La Roussille : une écluse, une rivière, et six siècles d'histoire à 15 minutes de Koralia
La chambre la Roussille porte le nom d’un lieu-dit discret niché au bord de la Sèvre Niortaise, à une quinzaine de minutes à pied depuis Koralia. Son nom viendrait du mot poitevin roussea, qui désigne à la fois la couleur rousse des saisons et les rouches — ces joncs qui bordent la rivière et lui donnent son caractère sauvage. Un nom de terrain, de rivière, de nature vraie.
Une écluse qui a fait de Niort un port
L’écluse de la Roussille est l’une des plus anciennes écluses à sas de France. Construite en 1394 par le duc Jean de Berry, comte de Poitou, elle retenait les eaux de la Sèvre pour permettre la navigation et le commerce fluvial, faisant de Niort un véritable port intérieur. La plus importante des huit écluses entre Niort et Marans, elle commandait les échanges entre la ville et le Marais poitevin depuis plus de six siècles.
Sur l’ancien poste de l’éclusier, une pierre gravée porte la date de 1808 : le passage de Napoléon Ier à Niort, qui régla par décret impérial la navigation sur la rivière. On s’arrête devant elle sans forcément y prêter attention, et puis on réalise ce qu’elle dit. C’est souvent comme ça avec la Roussille — on croit faire une simple balade et on rentre avec quelque chose en plus.
Le chemin de halage, entre deux journées de réunions
Depuis Koralia, le chemin de halage depuis Port Boinot longe la Sèvre sur un tracé quasiment plat, bordé de platanes et de prairies. On y marche en silence, on y court tôt le matin avant que la ville ne s’éveille, on y pédale sans effort. Le cadre est à la fois ordinaire et saisissant — ce vert dense, ce clapotis, ces hérons immobiles — et il produit exactement l’effet inverse d’une journée de réunions. Les paysages s’élargissent doucement vers le Marais poitevin, sans qu’on ait à prendre la voiture ni à organiser quoi que ce soit.

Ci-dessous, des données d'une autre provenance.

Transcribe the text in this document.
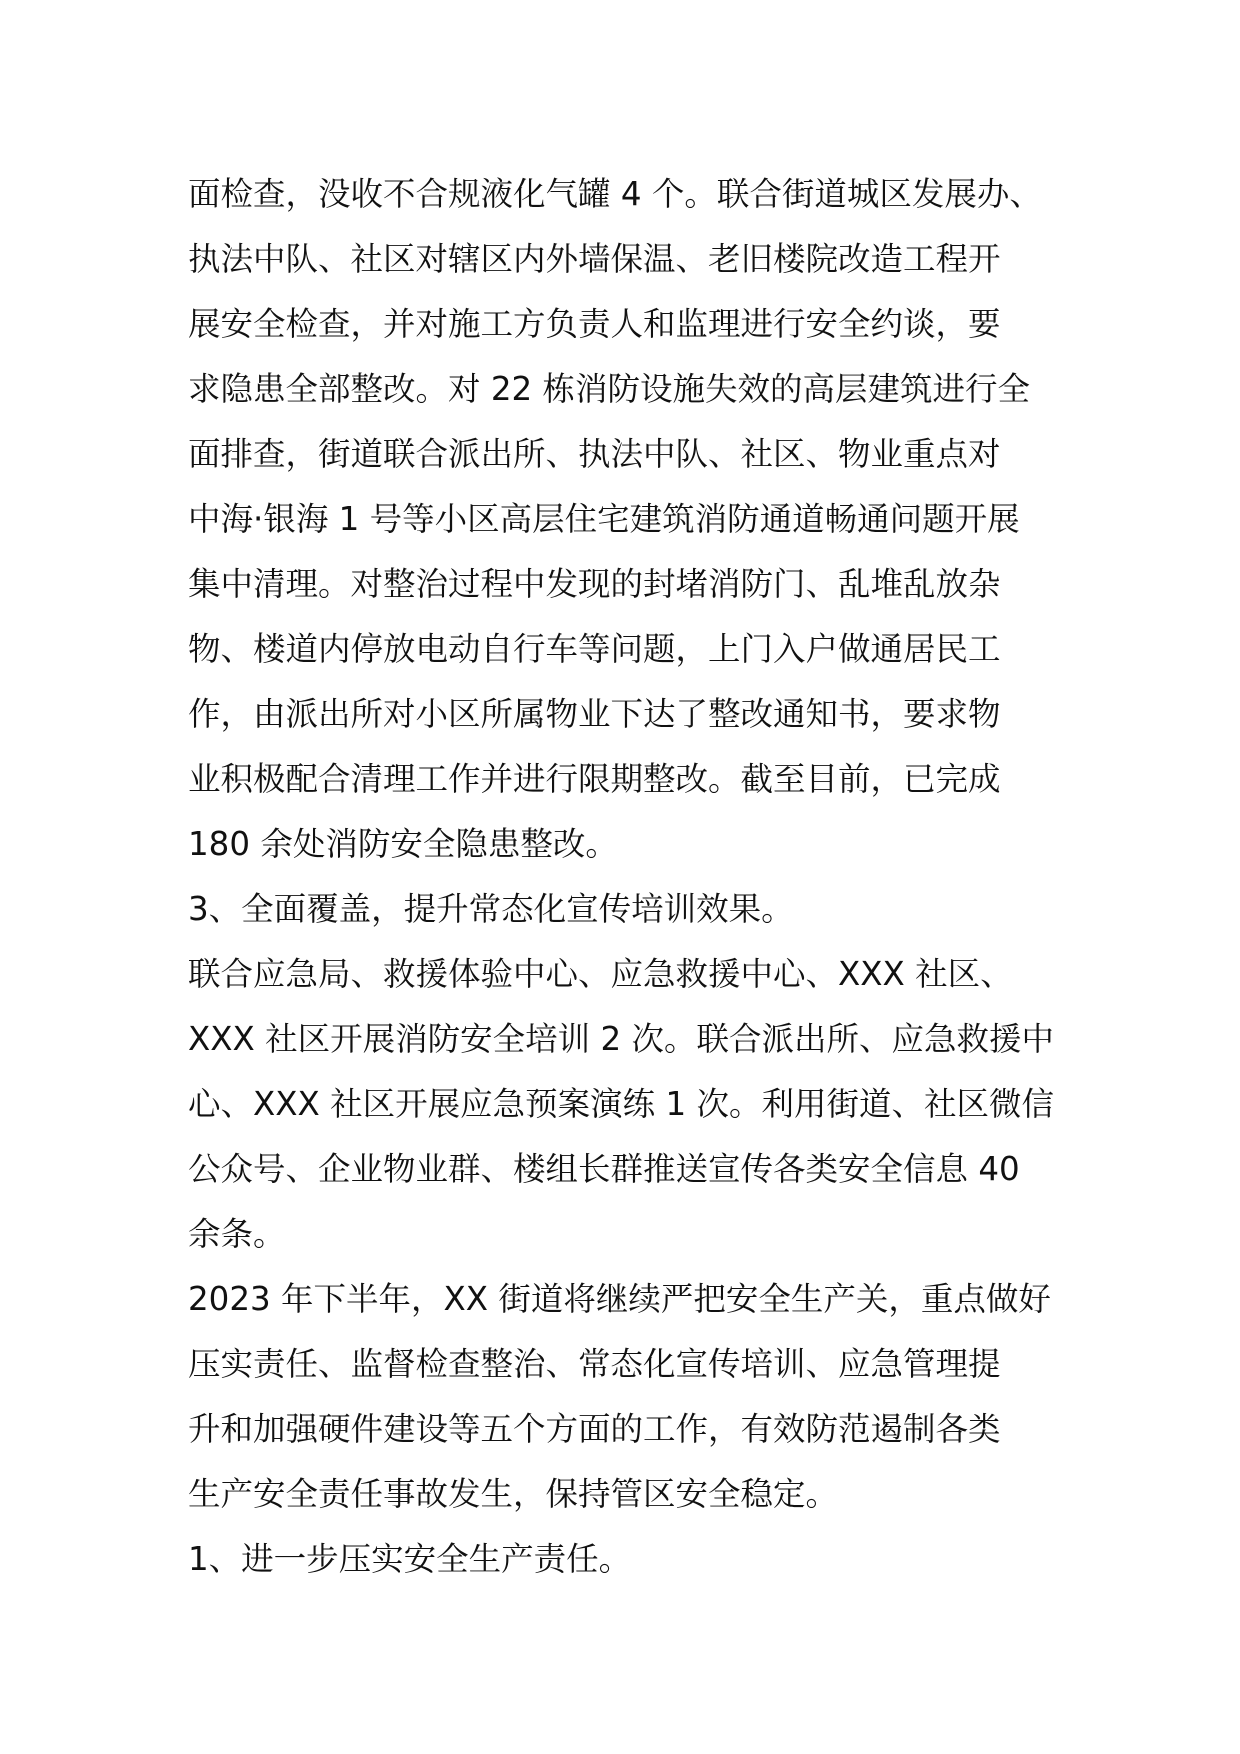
面检查，没收不合规液化气罐 4 个。联合街道城区发展办、
执法中队、社区对辖区内外墙保温、老旧楼院改造工程开
展安全检查，并对施工方负责人和监理进行安全约谈，要
求隐患全部整改。对 22 栋消防设施失效的高层建筑进行全
面排查，街道联合派出所、执法中队、社区、物业重点对
中海·银海 1 号等小区高层住宅建筑消防通道畅通问题开展
集中清理。对整治过程中发现的封堵消防门、乱堆乱放杂
物、楼道内停放电动自行车等问题，上门入户做通居民工
作，由派出所对小区所属物业下达了整改通知书，要求物
业积极配合清理工作并进行限期整改。截至目前，已完成
180 余处消防安全隐患整改。
3、全面覆盖，提升常态化宣传培训效果。
联合应急局、救援体验中心、应急救援中心、XXX 社区、
XXX 社区开展消防安全培训 2 次。联合派出所、应急救援中
心、XXX 社区开展应急预案演练 1 次。利用街道、社区微信
公众号、企业物业群、楼组长群推送宣传各类安全信息 40
余条。
2023 年下半年，XX 街道将继续严把安全生产关，重点做好
压实责任、监督检查整治、常态化宣传培训、应急管理提
升和加强硬件建设等五个方面的工作，有效防范遏制各类
生产安全责任事故发生，保持管区安全稳定。
1、进一步压实安全生产责任。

À l’arrivée, l’auberge de la Roussille, installée dans une bâtisse du début du XIXe siècle, propose une pause gourmande dans un cadre bucolique — le genre d’endroit où l’on s’attarde plus qu’on ne l’avait prévu.
1911 : la Roussille en révolution
La Roussille n’a pas toujours été aussi tranquille. En 1911, un litige entre l’aubergiste Giraud et le garde-éclusier autour de l’usage de la passerelle tournante mit en émoi tout le hameau. La passerelle fermée, c’est tout un quotidien qui se retrouvait bloqué : vaches pour la traite, habitants, livreurs, et même, dit-on, une jument blanche qui acheminait les journaux jusqu’au lieu-dit. Les riverains craignaient les chutes nocturnes dans le bassin. On imagine la scène, les voisins en patois poitevin, la rivière indifférente. Ce petit fragment de vie locale dit à sa façon ce que la Roussille a toujours été : un passage, un carrefour, un lieu où Niort respirait.
Passionné.e d’histoire? Un dossier complet a été réalisé par Mesnager François-Philippe avec des ressources étonnantes entre le 17e et le 19e siècle.
De la chamoiserie à la cité d’artistes
Le grand bâtiment qui se reflète dans la Sèvre n’est pas un hangar ordinaire. C’est l’ancienne chamoiserie Rousseau — une des usines qui ont forgé l’identité industrielle de Niort, quand la ville tannait les peaux et fabriquait ses fameux gants. En 1981, l’usine ferme, la cheminée est démontée, mais les murs restent. La mairie confie les espaces à des artistes. Depuis, cette « Ruche niortaise » abrite peintres, sculpteurs et plasticiens qui ont fait de l’ancienne usine un lieu de création singulier au bord de l’eau. Mickaël Ferrat et Anne Vergneault y ont ouvert La Rousse, espace d’expérimentation artistique. Chaque année, les ateliers ouvrent leurs portes au public le temps d’un week-end — l’occasion de traverser ces espaces chargés d’histoire et de rencontrer ceux qui y travaillent.
Comment y aller depuis Koralia
À pied, comptez 15 à 20 minutes depuis la rue Madame de Caylus — une marche agréable le long de la Sèvre, idéale en fin de journée. À vélo, une dizaine de minutes suffisent. Des vélos en libre-service sont disponibles à Niort, et l’Office de tourisme Niort–Marais Poitevin propose des itinéraires balisés depuis le centre-ville pour rejoindre la Roussille et poursuivre vers Saint-Liguaire ou Coulon.
La chambre La Roussille et une bonne tisane vous attendent au retour — à quinze minutes à pied, ou moins si vous avez pédalé.